Proof that changing a finite number of terms in a series does not change where or not it converges I want to prove the following theorem:

Changing a finite number of terms in a series does not change whether or not it converges, although it may change the value of its sum if it does converge

I don't know how to begin as I am not sure how to translate that statement into symbols. Furthermore, I am not sure what "Changing a finite number of terms" means. Does it mean changing the value of a particular term or omitting it entirely or something else?
Please advise.
 A: Cauchy's criterion for convergence (assuming we're dealing with $\mathbb{R}^n$ or $\mathbb{C}^n$, technically a complete space in complete generality) says that a series $\{s_n\}_{n=0}^{\infty}$ with $s_n = a_0 + a_1 + \cdots + a_k$ converges if and only if for every $\epsilon > 0$, there is an $N > 0$ so that for all $m > n \geq N$, we have
$$
\left| s_m - s_n \right| = \left| \sum_{k = 0}^m a_k - \sum_{k=0}^n a_k \right| = \left|\sum_{k=n+1}^{m} a_k\right| < \epsilon.
$$
The key thing to realize is the "there is an $N > 0$ so that for all $m > n \geq N$." This is basically saying that it doesn't matter what happens for a finite number of terms before we get to a certain cutoff point.
So, suppose we change a finite number of terms in a series and say that $K$ is the largest $a_K$ that we change in the series. If we take $N_0 > \max(K,N)$, where $N$ is given as in the equivalence above (since we know the original series converges), we still obtain
$$
\left| \sum_{k = 0}^m a_k - \sum_{k=0}^n a_k \right| = \left|\sum_{k=n+1}^{m} a_k\right| < \epsilon.
$$
for all $m > n \geq N_0$. Therefore, the convergence of the series is not affected in the sense that one converges if and only if the other does also.

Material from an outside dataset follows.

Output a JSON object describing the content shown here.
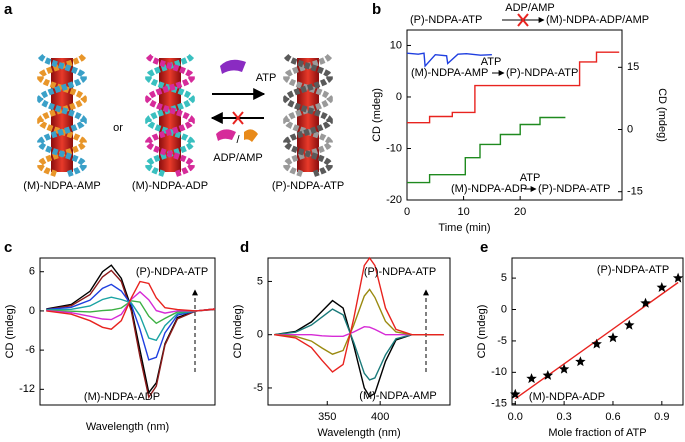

However, they may in fact converge to different limits because the Cauchy Criterion does not give any information about the limit itself.

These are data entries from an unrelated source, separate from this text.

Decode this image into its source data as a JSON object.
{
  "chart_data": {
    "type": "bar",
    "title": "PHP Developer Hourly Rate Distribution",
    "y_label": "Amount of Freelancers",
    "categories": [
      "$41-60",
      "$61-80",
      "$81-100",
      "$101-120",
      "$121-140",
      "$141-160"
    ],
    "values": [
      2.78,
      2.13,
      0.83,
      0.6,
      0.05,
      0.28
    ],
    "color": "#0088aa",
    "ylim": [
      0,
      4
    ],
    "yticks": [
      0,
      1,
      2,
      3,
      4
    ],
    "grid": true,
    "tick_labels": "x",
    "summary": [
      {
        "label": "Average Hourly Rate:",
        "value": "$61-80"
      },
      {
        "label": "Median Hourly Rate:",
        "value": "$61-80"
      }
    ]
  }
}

A: Suppose $x_n \to x$. This means for all $\epsilon>0$ there exists some $N$ such that if $n \ge N$, then $|x_n-x| < \epsilon$.
Now suppose $x'_n$ is a sequence such that for $n \ge M$, then $x'_n = x_n$.
Let $\epsilon>0$, there exists some $N$ that 'works' for the original sequence $x_n$. Now take $N'= \max(N,M)$. Then if $n \ge N'$, we have $|x'_n -x| < \epsilon$. Hence $x'_n \to x$.
Now consider a convergent series $\sum_n x_n$. If we let $s_n = x_1+...+x_n$, then we have $s_n \to s$.
Now consider the series $\sum_n x'_n$, where for $n \ge M$, then $x'_n = x_n$.
Let  $s'_n = x'_1+...+x'_n$. Note that for $n \ge M$, we have $s'_n -s'_{M-1} = x'_M+...x'_n = x_M+...x_n$, and so $s'_n -s'_{M-1} = s_n -s_{M-1} \to s -s_{M-1}$.
Hence $s'_n \to (s -s_{M-1}+s'_{M-1})$.